Improved Culture Process
The SFR system is an ideal tool for fast and non-contact determination of cell-specific oxygen metabolism. Reliable statements on changes in the DO of the culture over time can be made, even for long measurement series and high shaking frequencies. This applies in the same way to online measurement of the pH. For complicated culture tasks this monitoring function ensures maximum reliability and improves process efficiency. The pilot study carried out reveals the great potential and multitude of possible applications for online oxygen determination. The advantage lies in the fact that no system disturbances are needed for measurement. Thus, transfer of O2 to the cells is not interrupted. Transient anaerobic conditions can hence be avoided. Conclusions that can be used for further optimisation of the culture system - in terms of shaking frequency, sample volume, required culture duration, media composition, media changing times, optimum harvesting times and possibly also metabolically caused inhibition mechanisms in the culture through secondary products - can be drawn from the measurement data.
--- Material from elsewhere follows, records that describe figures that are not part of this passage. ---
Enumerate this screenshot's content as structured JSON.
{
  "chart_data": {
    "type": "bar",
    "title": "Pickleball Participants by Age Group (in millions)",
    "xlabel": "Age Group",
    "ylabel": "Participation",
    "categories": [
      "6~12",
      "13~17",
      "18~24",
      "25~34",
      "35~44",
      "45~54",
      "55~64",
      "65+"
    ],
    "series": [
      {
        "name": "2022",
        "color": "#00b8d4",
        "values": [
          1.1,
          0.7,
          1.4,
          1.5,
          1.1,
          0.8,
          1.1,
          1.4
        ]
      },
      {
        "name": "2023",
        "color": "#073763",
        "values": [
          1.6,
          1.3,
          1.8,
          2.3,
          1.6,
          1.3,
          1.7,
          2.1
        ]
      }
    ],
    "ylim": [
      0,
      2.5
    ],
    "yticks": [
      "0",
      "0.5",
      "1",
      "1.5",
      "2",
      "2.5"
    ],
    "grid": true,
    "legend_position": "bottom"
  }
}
The non-invasive measuring principle also has particular advantages for the culture of vertebrate cell lines. It reduces the risk of contamination. The SFR is an effective tool for low-cost development for new cell lines, reliable screening processes, media optimisation and preliminary tests within the framework of process scale-up.
1. Karin Benz and Jürgen Mollenhauer (2008) , Quality Assessment in 3D Cultures of Disc-Chondrocytes: Optosensoric Online Monitoring of Oxygen and pH Kinetics, BioProcess International Vol. 6 (11), pp. 54 - 59.